This is what happened last time I went snowboarding. This tells you that either I am really crap at snowboarding, or that I ride so hard there is no margin for error. But think about it, if I'm crap, how was I going fast enough to do that.
While I was sofa-ridden recovering from that little injury, I played the first Amped game. And to say I was unimpressed is like saying the pope shits in the woods, or that bears are catholic. It was unimpressive on every level. No matter how much we played it, we could never warm to the earlier incarnation of the game...
Now Amped 3 is here, and we've slapped it in our Xbox 360 to see how much things have improved, if at all. And let's cut to the chase... they have. Massively!
The snowboarding parts of Amped3 kick those of Amped into a cocked hat (one of those funny three pointed fleece jester ones that snowboarders sometimes wear). The action is fluid and fast and the levels are huge and well designed.
There's the usual huge selection of tricks to pull - but this time they are more manageable. So linking combo tricks is more natural and landings are easier.
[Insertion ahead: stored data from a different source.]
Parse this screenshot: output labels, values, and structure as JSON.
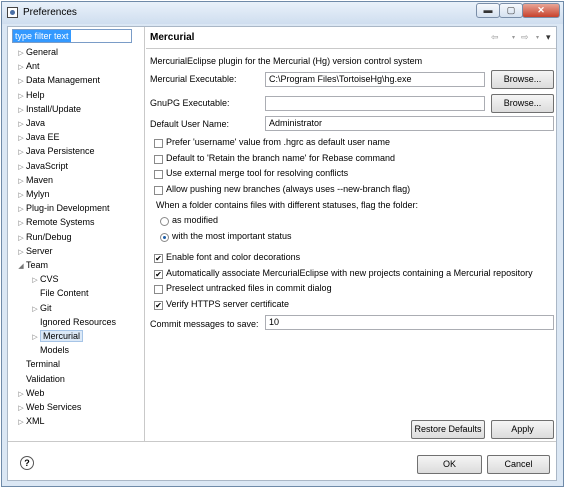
{
  "window": {
    "title": "Preferences"
  },
  "filter": {
    "value": "type filter text"
  },
  "tree": [
    {
      "label": "General",
      "arrow": "▷"
    },
    {
      "label": "Ant",
      "arrow": "▷"
    },
    {
      "label": "Data Management",
      "arrow": "▷"
    },
    {
      "label": "Help",
      "arrow": "▷"
    },
    {
      "label": "Install/Update",
      "arrow": "▷"
    },
    {
      "label": "Java",
      "arrow": "▷"
    },
    {
      "label": "Java EE",
      "arrow": "▷"
    },
    {
      "label": "Java Persistence",
      "arrow": "▷"
    },
    {
      "label": "JavaScript",
      "arrow": "▷"
    },
    {
      "label": "Maven",
      "arrow": "▷"
    },
    {
      "label": "Mylyn",
      "arrow": "▷"
    },
    {
      "label": "Plug-in Development",
      "arrow": "▷"
    },
    {
      "label": "Remote Systems",
      "arrow": "▷"
    },
    {
      "label": "Run/Debug",
      "arrow": "▷"
    },
    {
      "label": "Server",
      "arrow": "▷"
    },
    {
      "label": "Team",
      "arrow": "◢"
    },
    {
      "label": "CVS",
      "arrow": "▷"
    },
    {
      "label": "File Content",
      "arrow": ""
    },
    {
      "label": "Git",
      "arrow": "▷"
    },
    {
      "label": "Ignored Resources",
      "arrow": ""
    },
    {
      "label": "Mercurial",
      "arrow": "▷",
      "selected": true
    },
    {
      "label": "Models",
      "arrow": ""
    },
    {
      "label": "Terminal",
      "arrow": ""
    },
    {
      "label": "Validation",
      "arrow": ""
    },
    {
      "label": "Web",
      "arrow": "▷"
    },
    {
      "label": "Web Services",
      "arrow": "▷"
    },
    {
      "label": "XML",
      "arrow": "▷"
    }
  ],
  "page": {
    "title": "Mercurial",
    "nav_back": "⇦",
    "nav_forward": "⇨",
    "nav_menu": "▾",
    "description": "MercurialEclipse plugin for the Mercurial (Hg) version control system",
    "executable_label": "Mercurial Executable:",
    "executable_value": "C:\\Program Files\\TortoiseHg\\hg.exe",
    "gnupg_label": "GnuPG Executable:",
    "gnupg_value": "",
    "browse": "Browse...",
    "username_label": "Default User Name:",
    "username_value": "Administrator",
    "checks_top": [
      {
        "label": "Prefer 'username' value from .hgrc as default user name",
        "checked": false
      },
      {
        "label": "Default to 'Retain the branch name' for Rebase command",
        "checked": false
      },
      {
        "label": "Use external merge tool for resolving conflicts",
        "checked": false
      },
      {
        "label": "Allow pushing new branches (always uses --new-branch flag)",
        "checked": false
      }
    ],
    "folder_group_label": "When a folder contains files with different statuses, flag the folder:",
    "radios": [
      {
        "label": "as modified",
        "selected": false
      },
      {
        "label": "with the most important status",
        "selected": true
      }
    ],
    "checks_bottom": [
      {
        "label": "Enable font and color decorations",
        "checked": true
      },
      {
        "label": "Automatically associate MercurialEclipse with new projects containing a Mercurial repository",
        "checked": true
      },
      {
        "label": "Preselect untracked files in commit dialog",
        "checked": false
      },
      {
        "label": "Verify HTTPS server certificate",
        "checked": true
      }
    ],
    "commit_label": "Commit messages to save:",
    "commit_value": "10",
    "restore_defaults": "Restore Defaults",
    "apply": "Apply"
  },
  "footer": {
    "help": "?",
    "ok": "OK",
    "cancel": "Cancel"
  },
  "icons": {
    "check": "✔",
    "minimize": "▬",
    "maximize": "▢",
    "close": "✕"
  },
  "colors": {
    "selection": "#3399ff",
    "radio": "#1d5ea8"
  }
}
A little too easy in this reviewer's opinion. But this is still an improvement overall. I've seen other reviewers saying that tricks were difficult to land, but they must either be incredibly poor gamers, or just have a basic lack of spatial awareness. As long as you don't hold on to a grab for too long, or make the obvious mistake of trying to land upside down, you'll rarely fail to land an arial in Amped 3. The game does not even require you to align your board with the fall line to land successfully. Rail tricks and butters are a different matter. Both of these use a balance bar, and you have to use the joystick to keep it in the sweet spot, these are, for us at least, much trickier to perform successfully. Rail transfers are also tricky to do, but when pulled off, you can make insane lateral jumps.
The problem is that the good snowboarding playability in Amped 3 is shrouded in a story-based gameplay that is at first opaque and confusing, and the interface, rather than elucidating and guiding you through things, sometimes makes things more confusing. The loading screens are used to present useful hints and tips, but the (mercifully) short loading times mean that these disappear before you have a chance to read them.
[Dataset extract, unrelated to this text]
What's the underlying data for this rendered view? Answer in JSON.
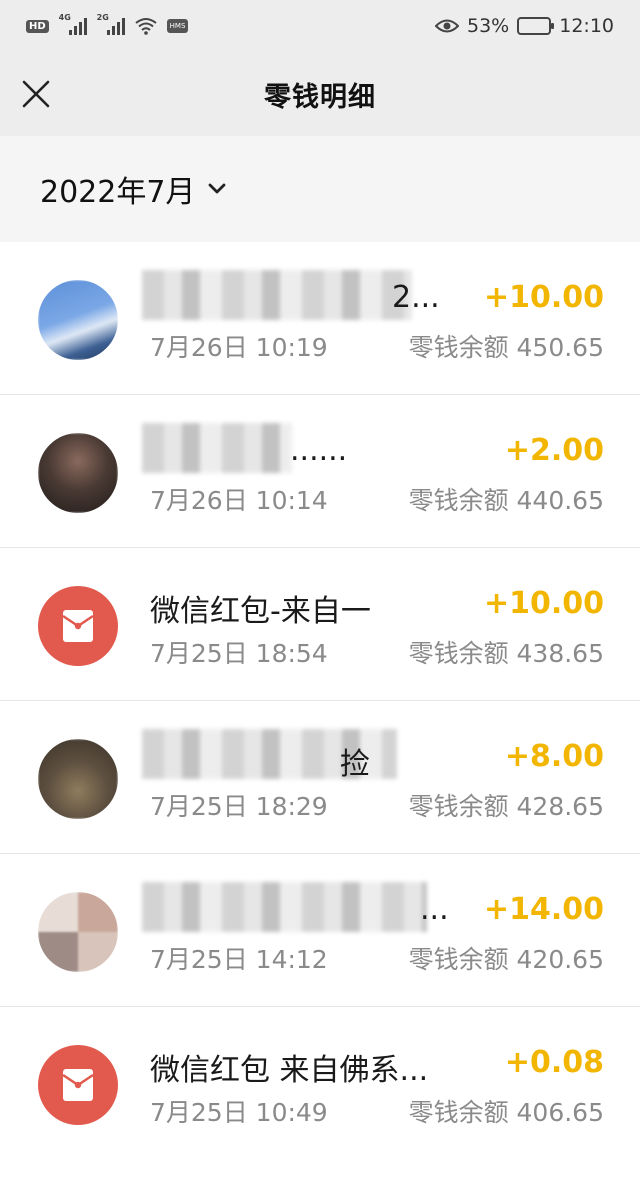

The (would be) useful (if you had time to read them) tips are accompanied by some pretty funny adverts, cut scenes and general madness, that set the tone for the game overall. Amped has a rich vein of humour running along its entire length. This is reinforced in the graphics, which incorporate everything from Beatles-era psychedlia and the sketchbooks of a decidedly disturbed mind to Japanese Manga.
OK, I'm knocking on a bit now, and I might not be the demographic that this game is aiming for. But as I groped around the opening levels of Amped3, the gaggle of younger and hipper gamers gathered around the screen couldn't point me in the right direction to "Meet hunter near the Pioneer lift". And it would seem, neither could the on screen arrow. In a way this is a bit like real life snowboarding, where you know that you want to get the Le Brévent in time to meet your sking buddies for lunch, but by 11:45 you find yourself at the bottom of La Flégere. The thing is, it's just as annoying in a game as it is in real life too - moreso, in fact, because in real life you don't get a little floating arrow supposedly showing you the right way to go. But unlike real life, you can jump from any point on the mountain to the top of any lift with a single click, you don't have to ride the mountain in a 'logical' fashion - linking lifts geographically.